OUT TO PASTOR: As the cookie crumbles, so do my excuses


By Dr. James L. Snyder

Several weeks ago, I was at home alone when the doorbell rang. I answered the door to find representatives from a local Girl Scout troop doing what they do so well; selling Girl Scout cookies.

The Gracious Mistress of the Parsonage was not home so danger was not lurking behind the living room curtains. When Girl Scouts come selling cookies, I am cookie dough in their fund-raising hands.

“Hello, mister,” they chimed, “We’re selling cookies to raise money for….” I immediately interrupted and exclaimed, “Yes, yes, I’ll take all you have!”

When the passion of the moment passed, I did not need a fortune cookie to know I was going to be in big trouble with the wife, one tough cookie. Catching me with my hand in the cookie jar is serious business with her.

After all, 27 boxes of Girl Scout cookies are rather difficult to conceal, let alone explain. I was about to toss my cookies when an idea presented itself. What I needed was a good surefire excuse.

I knew I needed to come up with some excuse or better yet, several excuses to explain why I bought 27 boxes of cookies when I’m not supposed to eat cookies.

Because I’m just a man, the only excuse I could come up with was “the Devil made me do it.”
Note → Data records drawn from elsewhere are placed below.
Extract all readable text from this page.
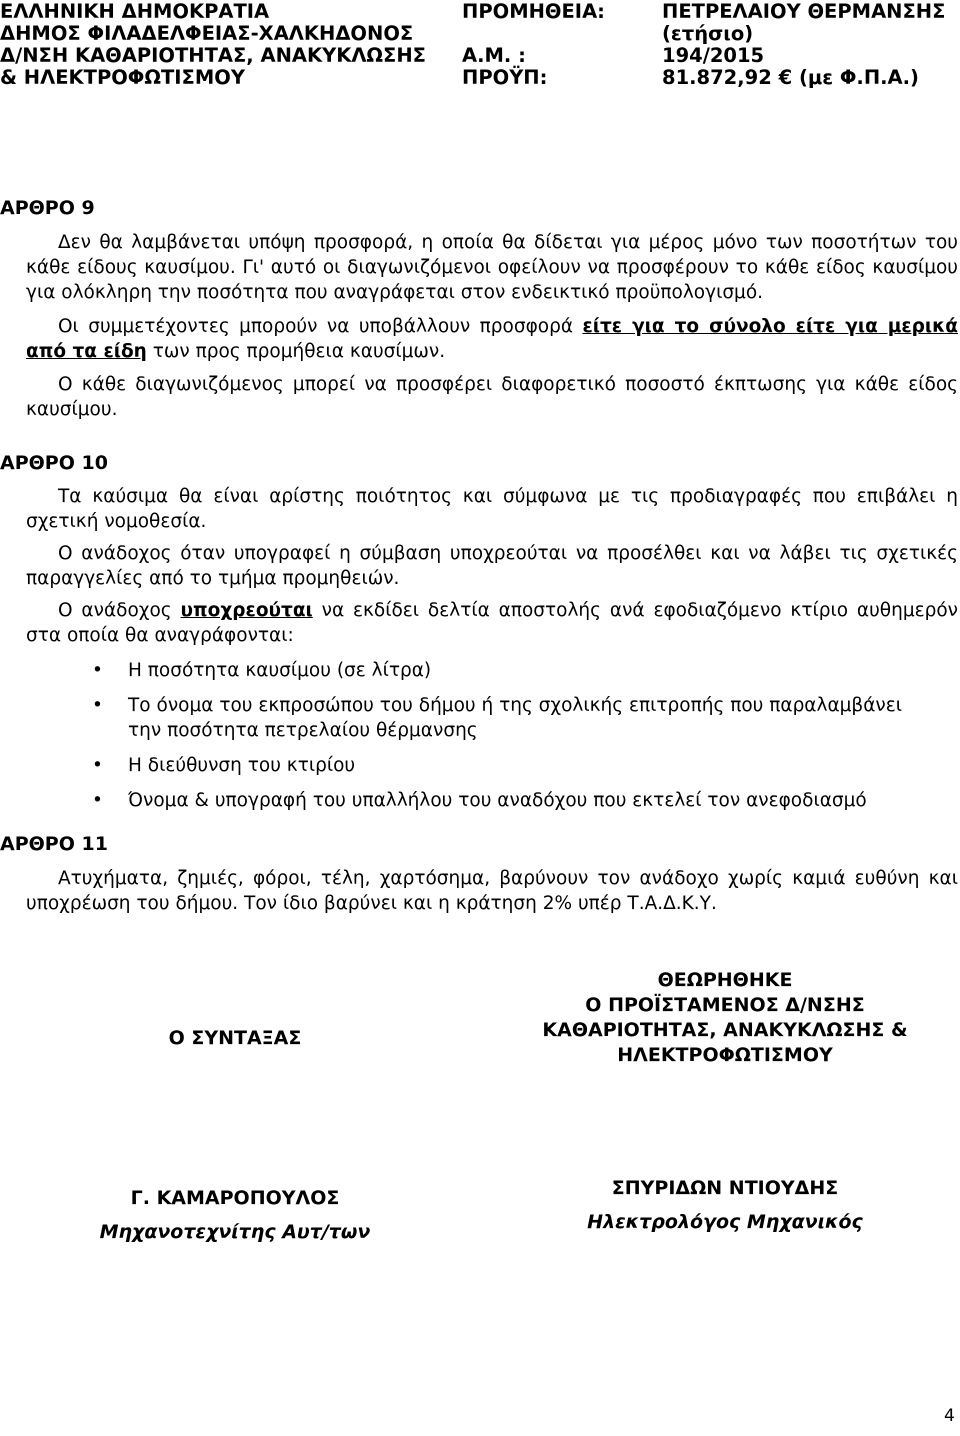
ΕΛΛΗΝΙΚΗ ΔΗΜΟΚΡΑΤΙΑ
ΔΗΜΟΣ ΦΙΛΑΔΕΛΦΕΙΑΣ-ΧΑΛΚΗΔΟΝΟΣ
Δ/ΝΣΗ ΚΑΘΑΡΙΟΤΗΤΑΣ, ΑΝΑΚΥΚΛΩΣΗΣ
& ΗΛΕΚΤΡΟΦΩΤΙΣΜΟΥ
ΠΡΟΜΗΘΕΙΑ:
Α.Μ. :
ΠΡΟΫΠ:
ΠΕΤΡΕΛΑΙΟΥ ΘΕΡΜΑΝΣΗΣ
(ετήσιο)
194/2015
81.872,92 € (με Φ.Π.Α.)
ΑΡΘΡΟ 9
Δεν θα λαμβάνεται υπόψη προσφορά, η οποία θα δίδεται για μέρος μόνο των ποσοτήτων του κάθε είδους καυσίμου. Γι' αυτό οι διαγωνιζόμενοι οφείλουν να προσφέρουν το κάθε είδος καυσίμου για ολόκληρη την ποσότητα που αναγράφεται στον ενδεικτικό προϋπολογισμό.
Οι συμμετέχοντες μπορούν να υποβάλλουν προσφορά είτε για το σύνολο είτε για μερικά από τα είδη των προς προμήθεια καυσίμων.
Ο κάθε διαγωνιζόμενος μπορεί να προσφέρει διαφορετικό ποσοστό έκπτωσης για κάθε είδος καυσίμου.
ΑΡΘΡΟ 10
Τα καύσιμα θα είναι αρίστης ποιότητος και σύμφωνα με τις προδιαγραφές που επιβάλει η σχετική νομοθεσία.
Ο ανάδοχος όταν υπογραφεί η σύμβαση υποχρεούται να προσέλθει και να λάβει τις σχετικές παραγγελίες από το τμήμα προμηθειών.
Ο ανάδοχος υποχρεούται να εκδίδει δελτία αποστολής ανά εφοδιαζόμενο κτίριο αυθημερόν στα οποία θα αναγράφονται:
• Η ποσότητα καυσίμου (σε λίτρα)
• Το όνομα του εκπροσώπου του δήμου ή της σχολικής επιτροπής που παραλαμβάνει την ποσότητα πετρελαίου θέρμανσης
• Η διεύθυνση του κτιρίου
• Όνομα & υπογραφή του υπαλλήλου του αναδόχου που εκτελεί τον ανεφοδιασμό
ΑΡΘΡΟ 11
Ατυχήματα, ζημιές, φόροι, τέλη, χαρτόσημα, βαρύνουν τον ανάδοχο χωρίς καμιά ευθύνη και υποχρέωση του δήμου. Τον ίδιο βαρύνει και η κράτηση 2% υπέρ Τ.Α.Δ.Κ.Υ.
Ο ΣΥΝΤΑΞΑΣ
ΘΕΩΡΗΘΗΚΕ
Ο ΠΡΟΪΣΤΑΜΕΝΟΣ Δ/ΝΣΗΣ
ΚΑΘΑΡΙΟΤΗΤΑΣ, ΑΝΑΚΥΚΛΩΣΗΣ &
ΗΛΕΚΤΡΟΦΩΤΙΣΜΟΥ
Γ. ΚΑΜΑΡΟΠΟΥΛΟΣ
Μηχανοτεχνίτης Αυτ/των
ΣΠΥΡΙΔΩΝ ΝΤΙΟΥΔΗΣ
Ηλεκτρολόγος Μηχανικός
4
Unfortunately, my wife did not accept that excuse and I immediately knew I was in trouble. Exasperated, my wife decided to help me come up with a list of viable excuses to use the next time Girl Scouts with cookies knock on the parsonage door.
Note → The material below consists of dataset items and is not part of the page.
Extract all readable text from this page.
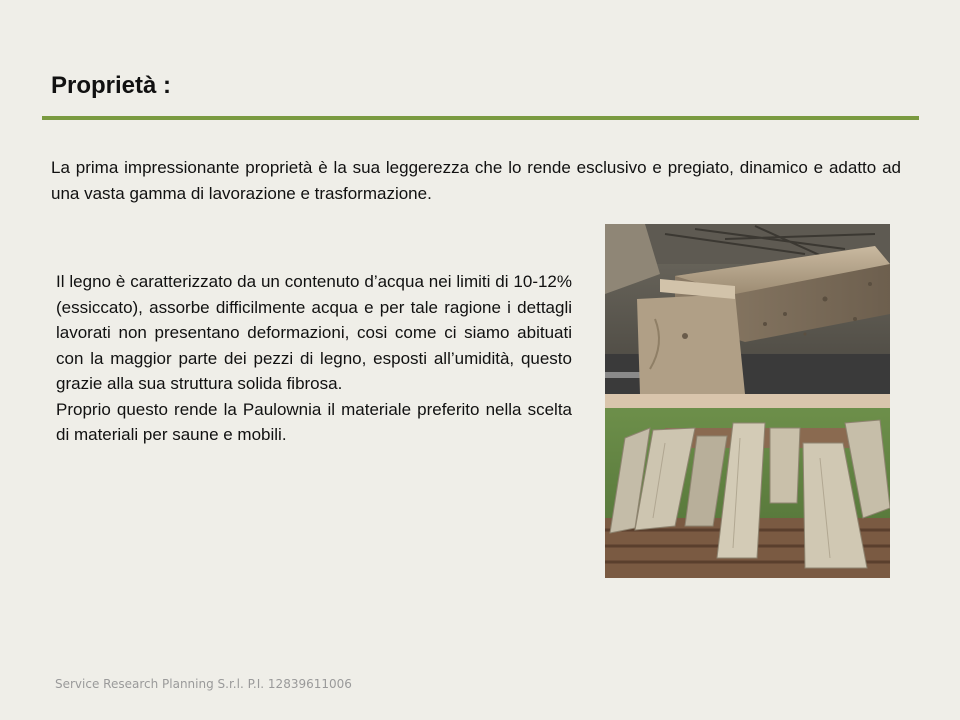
Proprietà :

La prima impressionante proprietà è la sua leggerezza che lo rende esclusivo e pregiato, dinamico e adatto ad una vasta gamma di lavorazione e trasformazione.

Il legno è caratterizzato da un contenuto d’acqua nei limiti di 10-12% (essiccato), assorbe difficilmente acqua e per tale ragione i dettagli lavorati non presentano deformazioni, cosi come ci siamo abituati con la maggior parte dei pezzi di legno, esposti all’umidità, questo grazie alla sua struttura solida fibrosa.

Proprio questo rende la Paulownia il materiale preferito nella scelta di materiali per saune e mobili.

Service Research Planning S.r.l. P.I. 12839611006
Reasons I can’t buy cookies:

• My mother made me eat cookies when I was young.

• I only eat cookies at Christmas and Easter.

• I don’t believe in eating packaged cookies.
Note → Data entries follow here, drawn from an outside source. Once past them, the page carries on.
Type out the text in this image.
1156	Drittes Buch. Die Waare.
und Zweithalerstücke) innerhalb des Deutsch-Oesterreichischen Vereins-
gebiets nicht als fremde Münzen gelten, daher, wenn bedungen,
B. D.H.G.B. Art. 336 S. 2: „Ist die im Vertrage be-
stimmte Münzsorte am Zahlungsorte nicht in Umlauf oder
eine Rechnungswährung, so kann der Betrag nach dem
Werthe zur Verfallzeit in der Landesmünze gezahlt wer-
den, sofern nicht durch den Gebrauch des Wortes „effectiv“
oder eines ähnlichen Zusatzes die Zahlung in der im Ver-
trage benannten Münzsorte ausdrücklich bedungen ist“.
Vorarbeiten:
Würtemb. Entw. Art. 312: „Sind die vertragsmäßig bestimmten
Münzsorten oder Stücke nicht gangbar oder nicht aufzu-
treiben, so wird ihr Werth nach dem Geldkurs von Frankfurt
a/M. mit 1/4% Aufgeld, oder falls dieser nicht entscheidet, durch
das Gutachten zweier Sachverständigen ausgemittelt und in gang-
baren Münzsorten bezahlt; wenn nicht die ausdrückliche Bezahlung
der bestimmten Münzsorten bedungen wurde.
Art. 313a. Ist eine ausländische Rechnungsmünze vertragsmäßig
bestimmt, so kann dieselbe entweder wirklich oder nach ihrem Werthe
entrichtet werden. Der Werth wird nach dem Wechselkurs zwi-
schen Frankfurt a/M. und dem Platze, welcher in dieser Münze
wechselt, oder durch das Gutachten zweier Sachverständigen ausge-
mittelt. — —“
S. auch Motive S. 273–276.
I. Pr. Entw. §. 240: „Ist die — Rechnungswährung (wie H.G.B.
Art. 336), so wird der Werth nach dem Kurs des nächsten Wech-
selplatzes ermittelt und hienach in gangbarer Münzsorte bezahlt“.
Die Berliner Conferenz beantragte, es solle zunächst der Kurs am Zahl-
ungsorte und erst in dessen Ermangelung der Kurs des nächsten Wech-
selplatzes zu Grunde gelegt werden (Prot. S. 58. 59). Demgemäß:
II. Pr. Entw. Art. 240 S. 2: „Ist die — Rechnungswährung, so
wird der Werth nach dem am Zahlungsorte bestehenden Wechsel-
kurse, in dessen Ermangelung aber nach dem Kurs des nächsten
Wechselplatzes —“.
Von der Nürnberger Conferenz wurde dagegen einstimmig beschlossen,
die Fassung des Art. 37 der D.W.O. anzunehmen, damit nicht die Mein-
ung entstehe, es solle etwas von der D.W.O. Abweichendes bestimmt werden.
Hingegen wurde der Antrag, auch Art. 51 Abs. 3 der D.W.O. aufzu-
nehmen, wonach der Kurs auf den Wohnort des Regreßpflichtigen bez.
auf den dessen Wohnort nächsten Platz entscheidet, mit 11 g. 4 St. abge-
• I’m satisfied with watching people on TV eat cookies.

• I’m too busy to eat cookies. Try another time.

• I don’t have any good clothing to wear while eating cookies.

• I’m too old and cookies really are for the young.

• I don’t believe cookies really exist.

• I don’t eat cookies. I prefer donuts.

• I’m afraid the roof will fall in if I eat cookies.

• My wife and I cannot agree on which cookie we like.

To put it mildly, I was impressed with the growing list of excuses my wife was able to come up with in such a short period. It showed she had practiced this art form for many years. I never could have come up with such a list on my own.

As I studied my new list, I was certain I could face any Girl Scout in the future. My wife does not share my confidence and no longer permits me to answer the door when the Girl Scouts are on the prowl. She is worried any preconceived excuse would quickly dissolve at the first sight of those cookies.

What is an excuse? An excuse is a lie at both ends, held together by the glue of convenience.

For some people, a bad excuse is better than no excuse at all. These people spend their whole lives justifying everything they do or don’t do.

After this experience, I began to understand all the excuses people have given me over the years for not attending church. Whenever I approached the subject, they seemed ready with some excuse and usually backed by plenty of others if needed.

I now see they spent quality time devising these excuses that, to their thinking, got them off the hook.

All excuses seem quite ridiculous in light of what the Bible says. “Not forsaking the assembling of ourselves together as the manner of some is; but exhorting one another; and so much the more, as ye see the day approaching” (Hebrews 10:25).

Not all the excuses in the world will stand the test of eternity. That is just the way the cookie crumbles.